You don't say what OS, but if it's linux or unix-ish, you can wrap open(), read(), write(), or any library or system call etc, with an LD_PRELOAD-able library to inject faults.
Along these lines:
http://scaryreasoner.wordpress.com/2007/11/17/using-ld_preload-libraries-and-glibc-backtrace-function-for-debugging/
I didn't go writing my own file system filter, as I initially thought, because there's a simpler solution.
1. Network i/o
I've found at least 2 ways to simulate i/o errors here.
a) Running a virtual machine (such as vmware) allows to configure bandwidth and packet loss rate. Vmware supports on-machine debugging.

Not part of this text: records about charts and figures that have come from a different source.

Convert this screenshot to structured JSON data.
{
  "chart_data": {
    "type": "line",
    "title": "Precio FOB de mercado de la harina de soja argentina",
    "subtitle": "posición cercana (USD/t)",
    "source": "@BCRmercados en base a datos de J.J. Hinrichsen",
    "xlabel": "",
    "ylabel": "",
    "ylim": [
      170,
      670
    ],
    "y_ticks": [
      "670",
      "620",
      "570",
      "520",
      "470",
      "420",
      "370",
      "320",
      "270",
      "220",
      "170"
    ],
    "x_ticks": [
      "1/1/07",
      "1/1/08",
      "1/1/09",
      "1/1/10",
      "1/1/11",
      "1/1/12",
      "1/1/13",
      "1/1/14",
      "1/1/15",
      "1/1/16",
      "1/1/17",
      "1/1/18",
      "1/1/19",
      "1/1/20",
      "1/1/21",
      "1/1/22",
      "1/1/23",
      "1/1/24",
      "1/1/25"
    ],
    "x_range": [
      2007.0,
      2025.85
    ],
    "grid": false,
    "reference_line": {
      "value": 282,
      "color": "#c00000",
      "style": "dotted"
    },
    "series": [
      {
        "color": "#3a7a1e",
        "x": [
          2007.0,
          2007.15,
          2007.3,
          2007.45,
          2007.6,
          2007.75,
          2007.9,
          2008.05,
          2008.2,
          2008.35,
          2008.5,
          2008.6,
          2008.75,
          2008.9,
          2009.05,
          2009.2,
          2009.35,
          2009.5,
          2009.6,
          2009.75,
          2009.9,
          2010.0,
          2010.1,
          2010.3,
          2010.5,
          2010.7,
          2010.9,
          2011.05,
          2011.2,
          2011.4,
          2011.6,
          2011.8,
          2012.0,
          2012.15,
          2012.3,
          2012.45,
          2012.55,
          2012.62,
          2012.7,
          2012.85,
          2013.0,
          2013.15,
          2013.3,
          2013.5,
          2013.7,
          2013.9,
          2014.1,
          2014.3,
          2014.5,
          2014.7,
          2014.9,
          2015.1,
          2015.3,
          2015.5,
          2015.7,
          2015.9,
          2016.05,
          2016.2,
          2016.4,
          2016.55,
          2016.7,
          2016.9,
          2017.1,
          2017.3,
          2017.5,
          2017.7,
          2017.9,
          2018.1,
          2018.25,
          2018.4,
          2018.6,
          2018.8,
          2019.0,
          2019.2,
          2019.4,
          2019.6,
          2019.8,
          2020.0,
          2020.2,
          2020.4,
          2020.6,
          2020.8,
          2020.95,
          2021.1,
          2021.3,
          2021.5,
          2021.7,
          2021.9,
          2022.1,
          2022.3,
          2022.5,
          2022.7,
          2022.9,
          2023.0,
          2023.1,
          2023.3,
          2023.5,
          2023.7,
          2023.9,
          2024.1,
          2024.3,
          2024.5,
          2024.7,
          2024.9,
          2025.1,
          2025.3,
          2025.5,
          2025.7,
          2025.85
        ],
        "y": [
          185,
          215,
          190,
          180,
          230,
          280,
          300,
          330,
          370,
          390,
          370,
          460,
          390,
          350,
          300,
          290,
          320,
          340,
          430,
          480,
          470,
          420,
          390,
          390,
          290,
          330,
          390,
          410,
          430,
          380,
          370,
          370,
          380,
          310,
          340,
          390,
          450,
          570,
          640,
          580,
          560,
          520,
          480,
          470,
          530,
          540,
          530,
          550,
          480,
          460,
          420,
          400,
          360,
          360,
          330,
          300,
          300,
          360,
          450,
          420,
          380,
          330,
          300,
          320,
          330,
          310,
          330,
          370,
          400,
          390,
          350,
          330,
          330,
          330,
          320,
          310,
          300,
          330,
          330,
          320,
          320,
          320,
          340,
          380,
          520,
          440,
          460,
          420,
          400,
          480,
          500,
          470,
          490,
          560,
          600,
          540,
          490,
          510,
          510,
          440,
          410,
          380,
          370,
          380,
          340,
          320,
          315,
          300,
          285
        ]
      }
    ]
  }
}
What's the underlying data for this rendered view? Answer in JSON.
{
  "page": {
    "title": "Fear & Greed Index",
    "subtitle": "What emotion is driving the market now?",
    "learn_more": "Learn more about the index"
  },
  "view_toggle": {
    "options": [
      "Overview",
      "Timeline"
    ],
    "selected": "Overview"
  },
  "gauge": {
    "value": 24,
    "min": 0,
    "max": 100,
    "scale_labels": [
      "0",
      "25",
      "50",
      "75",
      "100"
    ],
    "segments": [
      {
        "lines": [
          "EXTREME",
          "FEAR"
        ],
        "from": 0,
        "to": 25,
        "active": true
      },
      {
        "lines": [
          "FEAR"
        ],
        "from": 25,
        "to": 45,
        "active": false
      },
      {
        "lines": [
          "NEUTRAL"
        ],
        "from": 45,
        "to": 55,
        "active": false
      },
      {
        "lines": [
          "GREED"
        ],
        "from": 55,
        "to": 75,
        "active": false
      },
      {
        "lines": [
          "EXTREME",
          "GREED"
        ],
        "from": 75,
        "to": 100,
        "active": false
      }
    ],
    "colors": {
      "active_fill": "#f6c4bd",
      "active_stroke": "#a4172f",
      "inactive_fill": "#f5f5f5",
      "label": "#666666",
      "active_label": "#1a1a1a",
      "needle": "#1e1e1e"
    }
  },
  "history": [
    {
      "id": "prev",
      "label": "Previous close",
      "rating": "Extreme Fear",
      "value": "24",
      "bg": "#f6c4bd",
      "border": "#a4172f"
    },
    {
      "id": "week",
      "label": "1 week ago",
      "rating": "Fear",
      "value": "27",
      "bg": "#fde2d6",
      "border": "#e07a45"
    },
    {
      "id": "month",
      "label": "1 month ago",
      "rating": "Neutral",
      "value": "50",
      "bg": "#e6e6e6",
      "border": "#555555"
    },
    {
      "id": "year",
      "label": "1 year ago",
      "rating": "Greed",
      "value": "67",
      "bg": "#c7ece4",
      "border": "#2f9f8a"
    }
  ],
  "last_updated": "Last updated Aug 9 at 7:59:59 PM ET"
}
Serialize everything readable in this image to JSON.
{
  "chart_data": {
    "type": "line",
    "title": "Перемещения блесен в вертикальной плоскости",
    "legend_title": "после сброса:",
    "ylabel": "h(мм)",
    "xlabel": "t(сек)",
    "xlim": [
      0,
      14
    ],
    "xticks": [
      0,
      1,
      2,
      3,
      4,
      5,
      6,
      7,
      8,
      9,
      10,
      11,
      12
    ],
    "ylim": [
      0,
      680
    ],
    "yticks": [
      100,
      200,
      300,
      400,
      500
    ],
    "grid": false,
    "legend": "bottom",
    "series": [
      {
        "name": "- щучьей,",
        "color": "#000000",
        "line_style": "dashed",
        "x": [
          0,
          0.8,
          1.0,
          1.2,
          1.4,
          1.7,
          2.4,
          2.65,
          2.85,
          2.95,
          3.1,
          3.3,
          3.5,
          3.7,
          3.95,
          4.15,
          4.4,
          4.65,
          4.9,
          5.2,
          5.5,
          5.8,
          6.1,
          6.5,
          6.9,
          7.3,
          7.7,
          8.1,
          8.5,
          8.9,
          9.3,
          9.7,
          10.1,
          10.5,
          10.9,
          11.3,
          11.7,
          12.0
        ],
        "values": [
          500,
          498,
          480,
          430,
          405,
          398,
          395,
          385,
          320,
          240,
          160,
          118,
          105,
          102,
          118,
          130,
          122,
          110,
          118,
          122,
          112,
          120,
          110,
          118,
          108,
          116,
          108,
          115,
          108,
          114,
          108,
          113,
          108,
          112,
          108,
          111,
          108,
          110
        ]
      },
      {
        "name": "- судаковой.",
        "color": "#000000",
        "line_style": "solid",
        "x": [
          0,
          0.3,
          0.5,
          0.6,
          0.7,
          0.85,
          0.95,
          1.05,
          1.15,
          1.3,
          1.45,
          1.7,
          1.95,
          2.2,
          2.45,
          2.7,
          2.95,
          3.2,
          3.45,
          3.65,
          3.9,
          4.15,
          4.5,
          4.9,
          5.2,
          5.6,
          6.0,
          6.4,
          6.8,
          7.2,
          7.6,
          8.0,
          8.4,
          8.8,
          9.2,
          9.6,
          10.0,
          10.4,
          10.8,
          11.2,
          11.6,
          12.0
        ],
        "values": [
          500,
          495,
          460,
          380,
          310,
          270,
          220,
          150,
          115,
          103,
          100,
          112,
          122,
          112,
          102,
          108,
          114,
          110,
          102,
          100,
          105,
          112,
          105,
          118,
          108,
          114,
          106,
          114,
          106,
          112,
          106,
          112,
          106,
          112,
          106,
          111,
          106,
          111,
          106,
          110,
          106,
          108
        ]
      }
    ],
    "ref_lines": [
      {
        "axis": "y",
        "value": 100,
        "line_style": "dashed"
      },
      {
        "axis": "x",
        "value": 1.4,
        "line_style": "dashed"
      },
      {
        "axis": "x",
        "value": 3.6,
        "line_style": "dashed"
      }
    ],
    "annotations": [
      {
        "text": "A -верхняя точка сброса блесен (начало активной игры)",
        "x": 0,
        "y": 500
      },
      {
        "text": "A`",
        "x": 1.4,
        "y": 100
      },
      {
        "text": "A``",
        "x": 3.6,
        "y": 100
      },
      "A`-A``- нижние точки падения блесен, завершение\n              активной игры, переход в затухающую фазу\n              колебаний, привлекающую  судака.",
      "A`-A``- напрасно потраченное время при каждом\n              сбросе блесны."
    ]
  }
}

b) Running a proxy on the local machine and tunneling all the traffic through it. For the case of upd/tcp communications a proxifier (e.g. widecap) can be used.
2. File i/o
I've managed to deduce this scenario to the previous one by mapping a drive letter to a network share which resides inside the virtual machine. The file i/o will be slow.
A cheaper alternative exists: to set up a local ftp server (e.g. FileZilla), configure speeds and use Novell's NetDrive to access it.
You'll wanna setup a test lab for this. What type of application are you building anyway? Are you really expecting the application be fed corrupt data?
A test technique I know the Microsoft Exchange Server people tried was sending noise to the server. Basically feeding every possible input with seemingly random data. They managed to crash the server quite often this way.
But still, if you can't trust input that hasn't been signed then general rules apply. Track every operation which could potentially be untrusted (result of corrupt data) and you should be able to handle most problems gracefully.
Just test your application behavior on random input, that should catch most problems but you'll never be able to fully protect your self from corrupt data. That's just not possible, as the data could be part of some internal buffer being handed off within the application itself.
Be mindful of when and how you decode data. That is all.
The first thing you'll need to do is define what "correct" means under these circumstances. You can only test against a definition of what behaviour is intended.
The tactics of testing will depend on technology. In the context of automated unit testing, I have found it very useful, in OO languages such as Java, to use various flavors of "mocking" or "stubbing" to pass e.g. misbehaving InputStreams to parts of my code that used file I/O.
Consider holodeck for some of the fault injection, if you have access to spare hardware you can simulate network impairment using Netem or a commercial product based on it the Mini-Maxwell, which is much more expensive than free but possibly easier to use.